As far as I remember, we have no Halide in our testing system for Windows, Linux with OpenCL only. So we could miss some bugs there. Anyway, you may create an issue if something wont work out.

dkurt on 14 Aug 2017

@dkurt hello! Finally I have build Opencv with Halide on Windows. At least it works, but one thing I can not find in the tutorials is how to make a selection between different GPUs on machine to perform calculations. For the instance I've got two GPU: Intel HD Graphics and AMD Radeon. How can I force Opencv to use particular one?

pi-null-mezon on 30 Aug 2017

@pi-null-mezon, according to Halide documentation, you may select device id just by environment variable: export HL_GPU_DEVICE=1 for Linux or set HL_GPU_DEVICE=1 for Windows. I tested locally that it switches either between CPU and GPU (in short words between devices of clinfo output on Linux).

dkurt on 30 Aug 2017

👍1

@dkurt thanks! GPU computations work! But results after dnn::net::forward() are not similar to CPU version. I need to make more tests and maybe will open new issue. Thanks!

pi-null-mezon on 31 Aug 2017

👍1

@pi-null-mezon how did your tests work out? I'm wondering if I should bother putting in the effort to build the halide back end on Windows.

TechnikEmpire on 21 Dec 2017

@TechnikEmpire you definitely should try it, but watch out #9530

pi-null-mezon on 22 Dec 2017

@pi-null-mezon Cool thanks, but if it fails completely with GPU backend then that sort of defeats the purpose for me. I get a decent framerate using default backend and CPU with yahoo nsfw model, but I'm looking for a portable way to try and speed that up on the GPU when available. Last time I checked, the halide backend on CPU didn't perform as well.

TechnikEmpire on 22 Dec 2017

@dkurt thanks! GPU computations work! But results after dnn::net::forward() are not similar to CPU version. I need to make more tests and maybe will open new issue. Thanks!

you run GPU computations work . Did you call cv::dnn::Net::setHalideScheduler ? . I skipped call setHalideScheduler and it crash.

baoson202 on 11 Dec 2018

Does it work out of the box?
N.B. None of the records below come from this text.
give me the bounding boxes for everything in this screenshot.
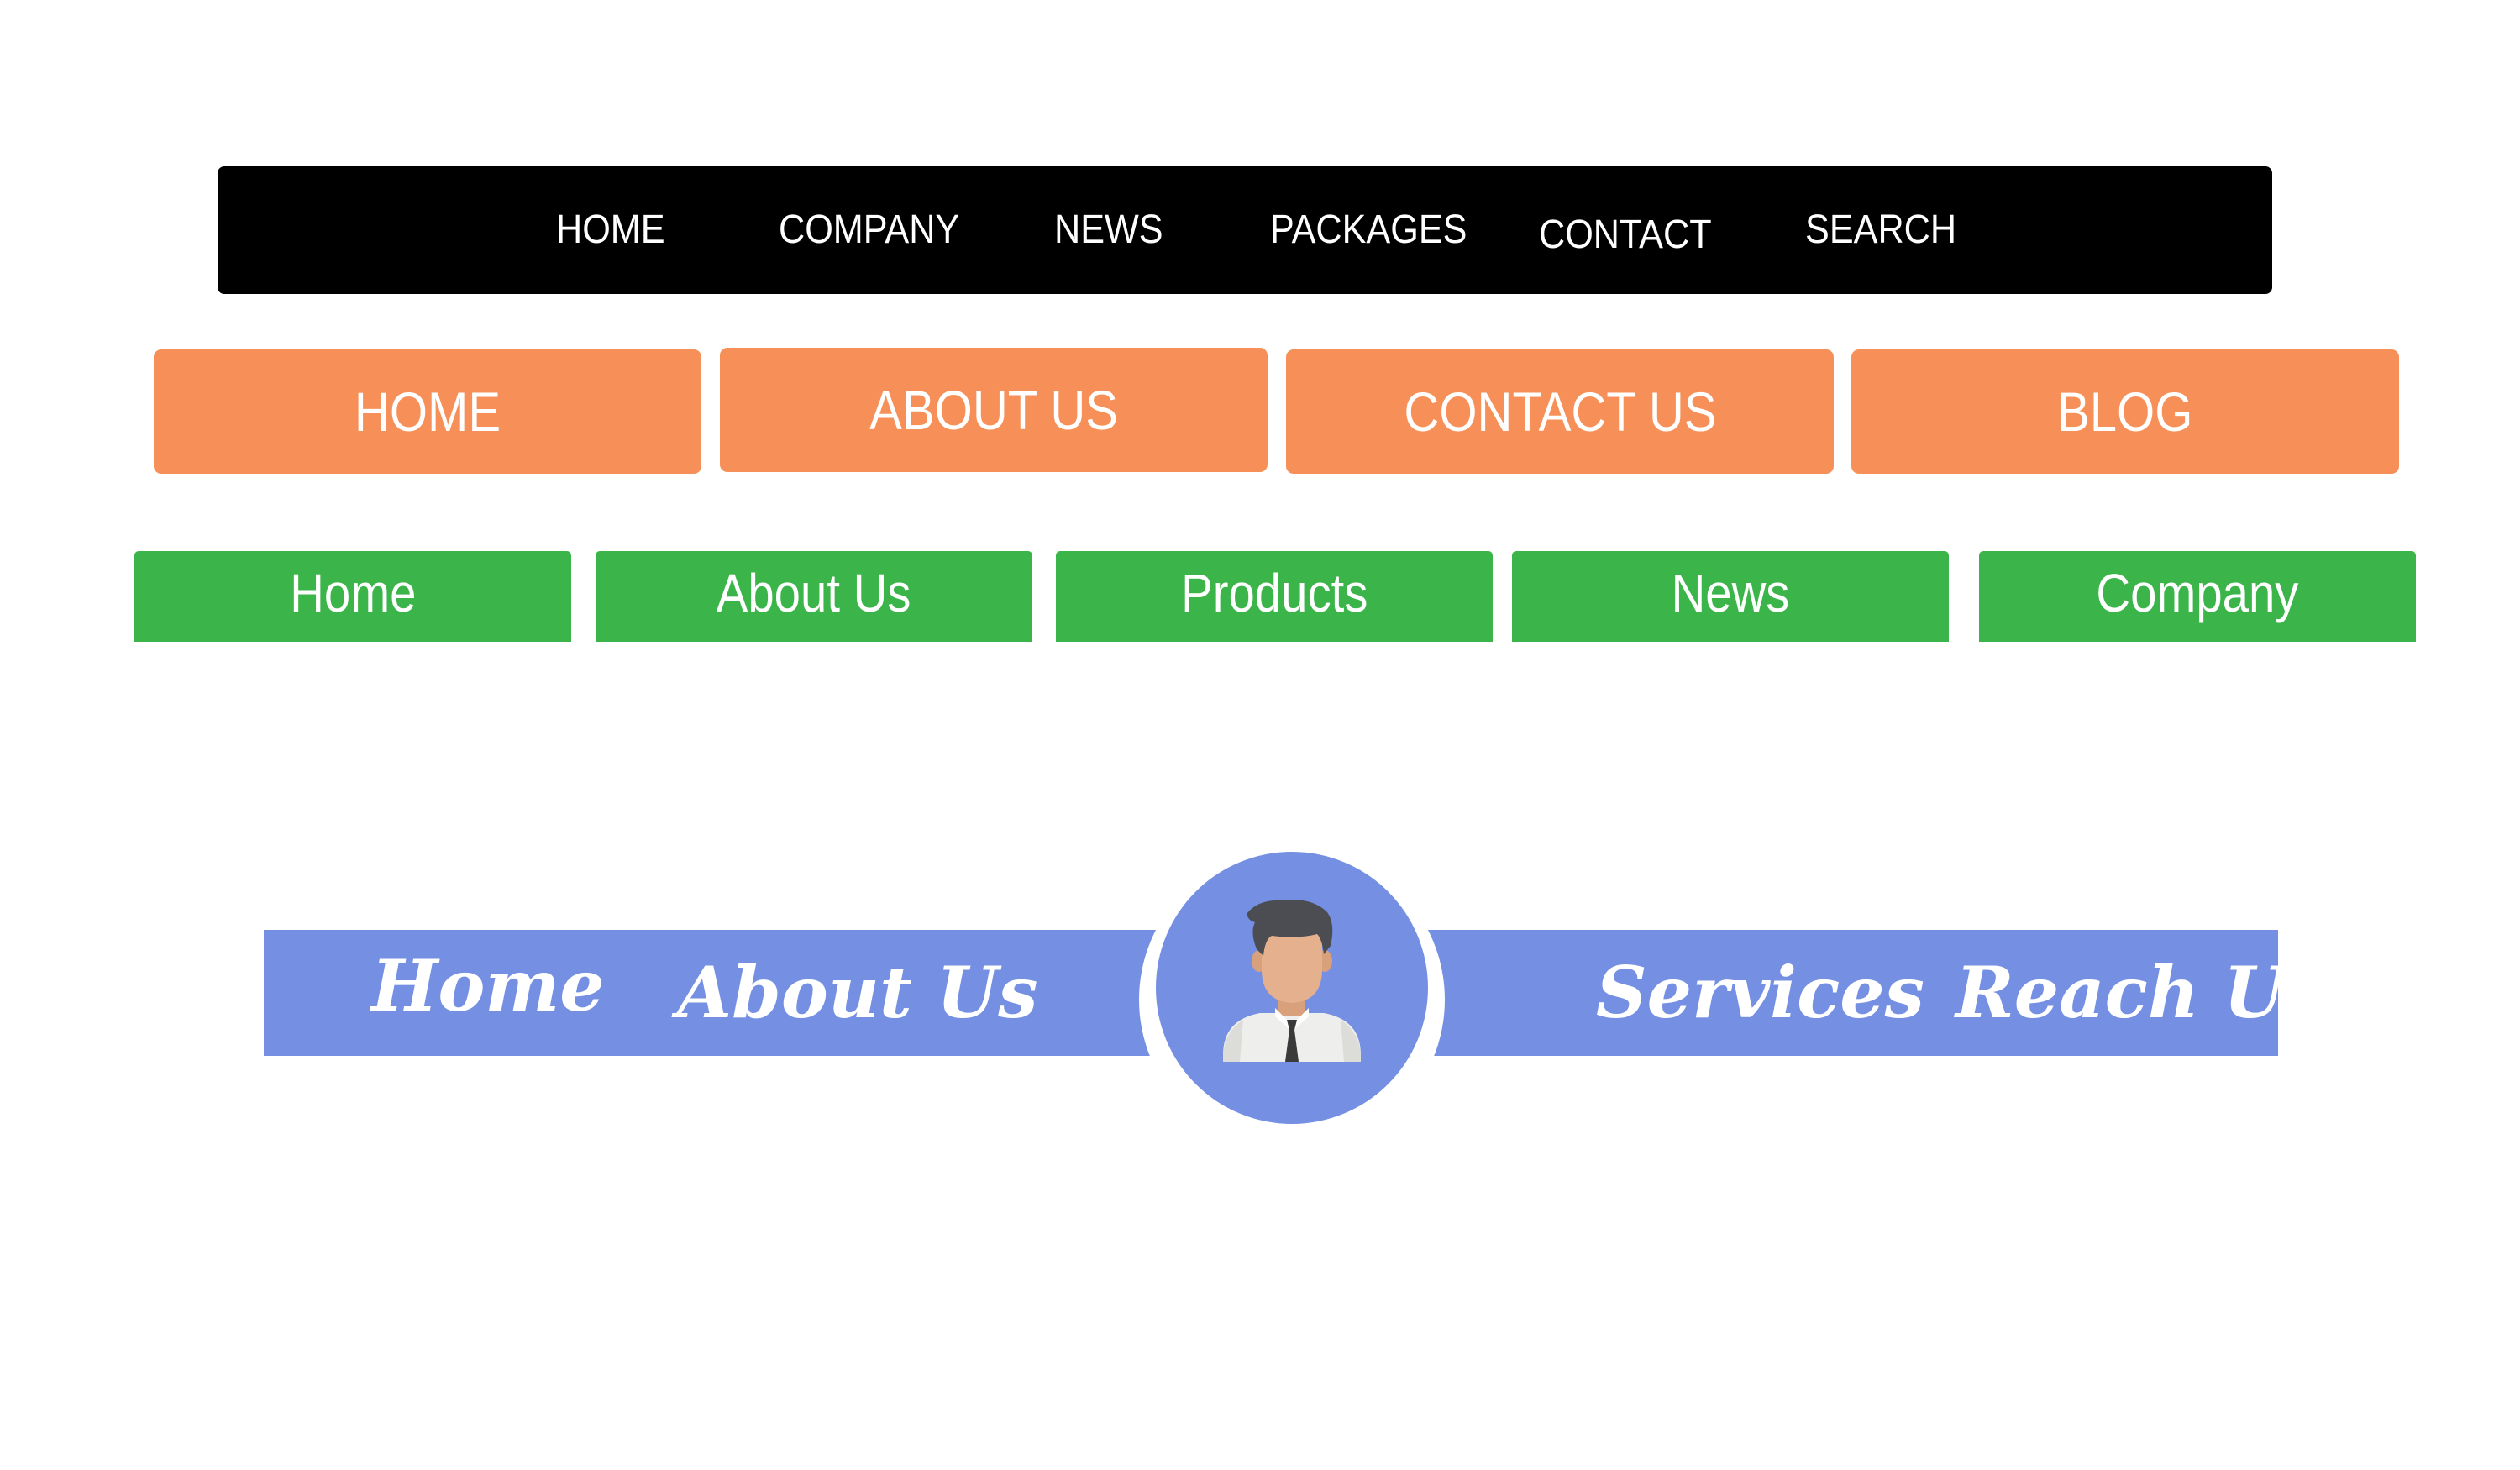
- black-nav-packages[interactable]: PACKAGES: [1270, 166, 1467, 294]
- orange-nav-blog-label: BLOG: [2057, 381, 2193, 443]
- blue-nav-home[interactable]: Home: [371, 923, 605, 1049]
- orange-nav-about-us-button[interactable]: ABOUT US: [720, 348, 1268, 472]
- green-tab-about-us[interactable]: About Us: [596, 551, 1032, 642]
- orange-nav-contact-us-button[interactable]: CONTACT US: [1286, 349, 1834, 474]
- green-tab-company-label: Company: [2096, 563, 2299, 623]
- blue-nav-about-us[interactable]: About Us: [677, 930, 1038, 1056]
- black-nav-news[interactable]: NEWS: [1054, 166, 1163, 294]
- person-icon: [1223, 900, 1361, 1062]
- green-tab-news[interactable]: News: [1512, 551, 1949, 642]
- orange-nav-home-button[interactable]: HOME: [154, 349, 701, 474]
- orange-nav-contact-us-label: CONTACT US: [1403, 381, 1717, 443]
- green-tab-news-label: News: [1671, 563, 1790, 623]
- orange-nav-about-us-label: ABOUT US: [869, 379, 1118, 441]
- user-avatar-icon[interactable]: [1156, 852, 1428, 1124]
- green-tab-about-us-label: About Us: [717, 563, 911, 623]
- black-nav-home[interactable]: HOME: [556, 166, 665, 294]
- orange-nav-blog-button[interactable]: BLOG: [1851, 349, 2399, 474]
- black-navbar: HOME COMPANY NEWS PACKAGES CONTACT SEARC…: [218, 166, 2272, 294]
- black-nav-search[interactable]: SEARCH: [1805, 166, 1956, 294]
- blue-nav-services[interactable]: Services: [1596, 930, 1924, 1056]
- green-tab-home[interactable]: Home: [134, 551, 571, 642]
- black-nav-contact[interactable]: CONTACT: [1539, 171, 1712, 299]
- green-tab-company[interactable]: Company: [1979, 551, 2416, 642]
- green-tab-products-label: Products: [1180, 563, 1368, 623]
- green-tab-home-label: Home: [289, 563, 417, 623]
- green-tab-products[interactable]: Products: [1056, 551, 1493, 642]
- blue-nav-reach-us[interactable]: Reach Us: [1956, 930, 2325, 1056]
- black-nav-company[interactable]: COMPANY: [779, 166, 959, 294]
- orange-nav-home-label: HOME: [354, 381, 501, 443]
How do we configure the CUDA backend for this?

kaangoksal on 11 Dec 2018

👍1

Everyone here - stop messing about with CUDA and Halide and just use the inference engine, which is now open source.

This is the best possible performance you can squeeze out of DNN and it does not disappoint.
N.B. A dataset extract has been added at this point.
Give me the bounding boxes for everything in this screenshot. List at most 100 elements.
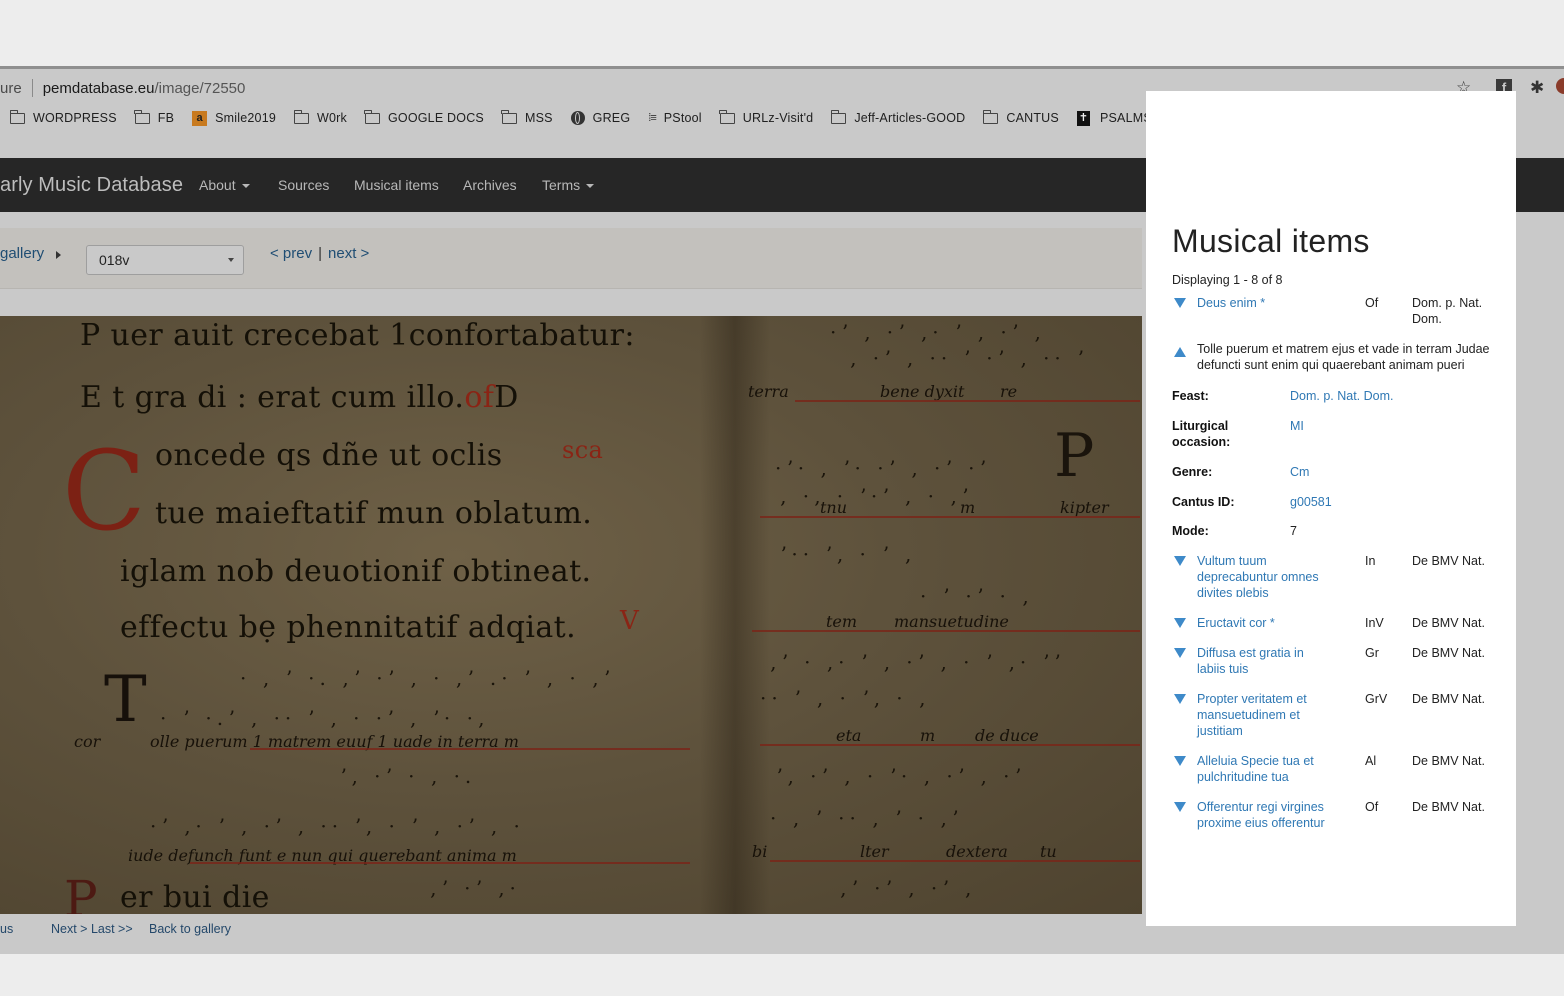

TechnikEmpire on 11 Dec 2018

👎3

@TechnikEmpire, IE cannot run deep learning models on NVIDIA GPUs. And OpenCV for now have no CUDA backend as well. One of the possible ways is to test Halide backend with CUDA target.

dkurt on 11 Dec 2018

👍2

@dkurt Yeah I know, I was just throwing it out there that the IE is a very good, well optimized back end targeting CPU. Was letting people know because I was blown away by the performance. I realize a GPU accelerated back end can still out-perform a CPU backend.

TechnikEmpire on 11 Dec 2018

We plan on leading a Google Summer of Code project to add a GPU backend for DNN. If you can help, see the idea page for OpenCV GSoC

garybradski on 2 Feb 2019

🎉12 👍2

This issue can now be closed. CUDA support was merged two days ago into master.